Land Transport Management Amendment Bill
By John Harvey
Land Transport Management Amendment Bill 2007 tabled by Transport Minister Annette King
Transport Minister Annette King has tabled legislation designed to maximise the performance of the government land transport sector and its impact on the New Zealand economy and environment.
The Land Transport Management Amendment Bill 2007 will implement the recommendations from the Next Steps Review of the Land Transport Sector. The review, conducted by the State Services Commission, was released in May.
Transport Minister Annette King said today the Bill will create a new funding and planning system for land transport, introduce full hypothecation, or dedication, of fuel excise duties to the National Land Transport Fund from 1 July next year, and create the framework for a new Crown entity.
The legislation will also enable the levying of a regional fuel tax, a tool available to regions for priority projects that would not otherwise get adequate funding within the desired timeframe, she said. The tax can only be used to provide new public transport infrastructure and new roading projects. The maximum tax will be ten cents per litre, with a limit of five cents per litre available for roading projects. In Auckland, a ten cent per litre fuel tax could raise $120 million a year.
"In accordance with the Next Steps recommendations, land transport projects and services, including State highways, will now be included in a single regional programme which will only need to be prepared, and consulted on, once every three years. These changes will allow New Zealand to develop integrated solutions to our increasingly complex land transport challenges, while reducing the number of plans and simplifying consultation. The changes will also enable greater input to land transport programming by local government," Ms King said.
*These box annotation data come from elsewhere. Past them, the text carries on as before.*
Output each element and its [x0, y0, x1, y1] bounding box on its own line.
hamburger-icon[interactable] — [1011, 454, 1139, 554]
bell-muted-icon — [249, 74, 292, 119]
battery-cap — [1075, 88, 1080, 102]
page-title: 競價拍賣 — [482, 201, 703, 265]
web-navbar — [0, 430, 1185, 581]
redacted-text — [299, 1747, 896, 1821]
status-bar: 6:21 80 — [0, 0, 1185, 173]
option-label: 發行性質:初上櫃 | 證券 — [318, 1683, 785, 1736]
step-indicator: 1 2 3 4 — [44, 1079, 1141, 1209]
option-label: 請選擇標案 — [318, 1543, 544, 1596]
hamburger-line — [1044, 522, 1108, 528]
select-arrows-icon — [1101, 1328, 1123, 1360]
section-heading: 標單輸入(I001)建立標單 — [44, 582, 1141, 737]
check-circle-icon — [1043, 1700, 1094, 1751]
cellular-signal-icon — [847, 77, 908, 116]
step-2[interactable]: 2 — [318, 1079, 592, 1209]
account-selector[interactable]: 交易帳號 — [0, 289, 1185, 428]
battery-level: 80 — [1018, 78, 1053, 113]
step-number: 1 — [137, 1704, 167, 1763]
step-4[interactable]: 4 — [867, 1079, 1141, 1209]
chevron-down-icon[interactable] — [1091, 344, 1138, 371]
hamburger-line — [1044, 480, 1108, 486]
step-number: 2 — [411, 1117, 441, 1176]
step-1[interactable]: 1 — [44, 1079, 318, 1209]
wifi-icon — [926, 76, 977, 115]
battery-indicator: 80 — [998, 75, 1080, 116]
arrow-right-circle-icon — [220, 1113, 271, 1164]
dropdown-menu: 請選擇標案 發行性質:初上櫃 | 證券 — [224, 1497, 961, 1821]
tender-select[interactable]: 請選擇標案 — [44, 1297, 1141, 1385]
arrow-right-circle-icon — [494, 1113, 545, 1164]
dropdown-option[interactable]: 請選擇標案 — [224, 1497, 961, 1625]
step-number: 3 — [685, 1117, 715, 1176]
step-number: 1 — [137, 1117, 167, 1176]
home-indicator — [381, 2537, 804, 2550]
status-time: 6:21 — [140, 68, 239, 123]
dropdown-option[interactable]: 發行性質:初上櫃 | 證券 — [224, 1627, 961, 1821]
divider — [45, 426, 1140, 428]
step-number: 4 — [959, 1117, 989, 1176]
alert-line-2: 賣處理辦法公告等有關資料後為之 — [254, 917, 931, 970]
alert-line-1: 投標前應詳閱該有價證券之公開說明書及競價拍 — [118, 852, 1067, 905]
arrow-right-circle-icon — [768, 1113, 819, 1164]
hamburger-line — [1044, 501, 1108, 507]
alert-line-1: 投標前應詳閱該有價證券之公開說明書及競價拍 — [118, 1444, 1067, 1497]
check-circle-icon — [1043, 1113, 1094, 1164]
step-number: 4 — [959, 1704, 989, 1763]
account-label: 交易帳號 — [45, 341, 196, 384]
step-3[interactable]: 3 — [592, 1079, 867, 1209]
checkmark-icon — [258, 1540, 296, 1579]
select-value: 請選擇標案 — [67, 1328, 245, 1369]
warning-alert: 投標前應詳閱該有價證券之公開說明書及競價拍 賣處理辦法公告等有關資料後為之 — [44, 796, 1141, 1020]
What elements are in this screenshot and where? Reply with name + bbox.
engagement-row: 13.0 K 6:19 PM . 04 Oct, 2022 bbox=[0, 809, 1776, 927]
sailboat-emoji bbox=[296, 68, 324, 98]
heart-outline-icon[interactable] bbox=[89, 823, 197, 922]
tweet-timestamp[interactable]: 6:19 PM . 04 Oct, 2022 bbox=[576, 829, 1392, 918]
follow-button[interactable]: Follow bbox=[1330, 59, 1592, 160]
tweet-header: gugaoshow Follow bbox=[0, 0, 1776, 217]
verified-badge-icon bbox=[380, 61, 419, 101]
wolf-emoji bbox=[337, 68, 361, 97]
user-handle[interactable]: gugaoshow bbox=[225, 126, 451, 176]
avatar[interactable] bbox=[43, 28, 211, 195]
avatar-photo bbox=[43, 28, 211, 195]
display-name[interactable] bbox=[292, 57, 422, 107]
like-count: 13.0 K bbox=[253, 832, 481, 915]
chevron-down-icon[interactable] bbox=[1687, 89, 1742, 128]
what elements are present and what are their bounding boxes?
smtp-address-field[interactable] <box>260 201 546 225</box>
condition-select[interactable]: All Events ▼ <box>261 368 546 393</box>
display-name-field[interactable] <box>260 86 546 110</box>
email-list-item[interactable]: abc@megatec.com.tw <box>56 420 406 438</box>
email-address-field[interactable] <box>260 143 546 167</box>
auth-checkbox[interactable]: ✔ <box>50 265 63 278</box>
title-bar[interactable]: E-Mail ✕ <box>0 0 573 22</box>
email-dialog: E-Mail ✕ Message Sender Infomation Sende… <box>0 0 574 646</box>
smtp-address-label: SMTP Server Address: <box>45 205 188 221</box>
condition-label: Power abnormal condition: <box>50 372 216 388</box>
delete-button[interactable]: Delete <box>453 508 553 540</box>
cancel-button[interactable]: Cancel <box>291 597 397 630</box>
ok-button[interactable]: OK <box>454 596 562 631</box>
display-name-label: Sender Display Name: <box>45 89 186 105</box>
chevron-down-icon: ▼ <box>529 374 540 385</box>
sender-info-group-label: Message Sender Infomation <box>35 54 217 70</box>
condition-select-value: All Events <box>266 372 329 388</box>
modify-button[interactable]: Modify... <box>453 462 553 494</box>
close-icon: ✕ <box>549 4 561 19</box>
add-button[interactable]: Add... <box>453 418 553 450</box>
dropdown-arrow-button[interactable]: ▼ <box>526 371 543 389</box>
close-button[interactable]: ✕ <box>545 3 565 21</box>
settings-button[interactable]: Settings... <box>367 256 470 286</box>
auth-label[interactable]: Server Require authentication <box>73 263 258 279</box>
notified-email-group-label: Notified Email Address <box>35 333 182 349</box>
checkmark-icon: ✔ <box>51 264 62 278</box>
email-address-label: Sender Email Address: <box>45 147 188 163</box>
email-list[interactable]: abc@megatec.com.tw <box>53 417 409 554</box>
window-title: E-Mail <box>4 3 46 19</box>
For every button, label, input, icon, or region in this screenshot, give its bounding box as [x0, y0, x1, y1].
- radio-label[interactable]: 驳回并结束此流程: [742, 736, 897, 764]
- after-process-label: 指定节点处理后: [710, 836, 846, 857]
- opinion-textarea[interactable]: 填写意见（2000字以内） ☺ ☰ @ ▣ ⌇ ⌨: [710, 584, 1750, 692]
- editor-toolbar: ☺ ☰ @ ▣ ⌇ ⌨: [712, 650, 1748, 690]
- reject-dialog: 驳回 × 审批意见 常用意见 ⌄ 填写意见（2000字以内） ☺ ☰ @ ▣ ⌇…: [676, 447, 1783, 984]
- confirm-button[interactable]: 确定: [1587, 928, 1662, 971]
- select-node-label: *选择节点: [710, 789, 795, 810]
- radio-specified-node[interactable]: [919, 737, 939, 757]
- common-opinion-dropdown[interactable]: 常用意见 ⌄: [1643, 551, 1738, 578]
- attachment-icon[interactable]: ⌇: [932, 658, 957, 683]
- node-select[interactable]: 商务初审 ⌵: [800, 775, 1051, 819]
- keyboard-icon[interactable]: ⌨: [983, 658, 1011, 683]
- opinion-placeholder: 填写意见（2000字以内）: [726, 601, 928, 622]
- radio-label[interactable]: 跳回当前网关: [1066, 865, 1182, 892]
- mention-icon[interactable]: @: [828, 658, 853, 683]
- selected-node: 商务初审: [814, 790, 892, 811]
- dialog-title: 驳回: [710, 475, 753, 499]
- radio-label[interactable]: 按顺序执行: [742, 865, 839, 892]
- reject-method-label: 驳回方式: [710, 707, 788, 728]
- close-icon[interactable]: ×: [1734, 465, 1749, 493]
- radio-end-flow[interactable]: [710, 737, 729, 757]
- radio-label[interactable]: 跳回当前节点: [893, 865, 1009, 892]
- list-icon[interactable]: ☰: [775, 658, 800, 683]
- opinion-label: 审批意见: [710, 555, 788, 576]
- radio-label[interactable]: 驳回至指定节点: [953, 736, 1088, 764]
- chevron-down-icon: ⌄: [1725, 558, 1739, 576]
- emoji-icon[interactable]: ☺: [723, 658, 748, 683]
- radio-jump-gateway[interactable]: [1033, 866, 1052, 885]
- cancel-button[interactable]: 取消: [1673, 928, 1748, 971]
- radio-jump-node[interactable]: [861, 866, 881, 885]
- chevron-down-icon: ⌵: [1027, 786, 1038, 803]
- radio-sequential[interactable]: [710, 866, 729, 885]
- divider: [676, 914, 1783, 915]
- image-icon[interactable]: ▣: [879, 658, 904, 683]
"The regional plans will be prepared within the context of clearer national priorities. This will be achieved through a Government Policy Statement to be issued every three years, which will help achieve greater alignment between national and regional priorities.
"Combining the functions of Land Transport New Zealand and Transit New Zealand will create one organisation accountable to one board, ensuring improved focus on value for money for land transport activities and an appropriate balance of land transport activities. The new entity will be called the New Zealand Transport Agency," she said.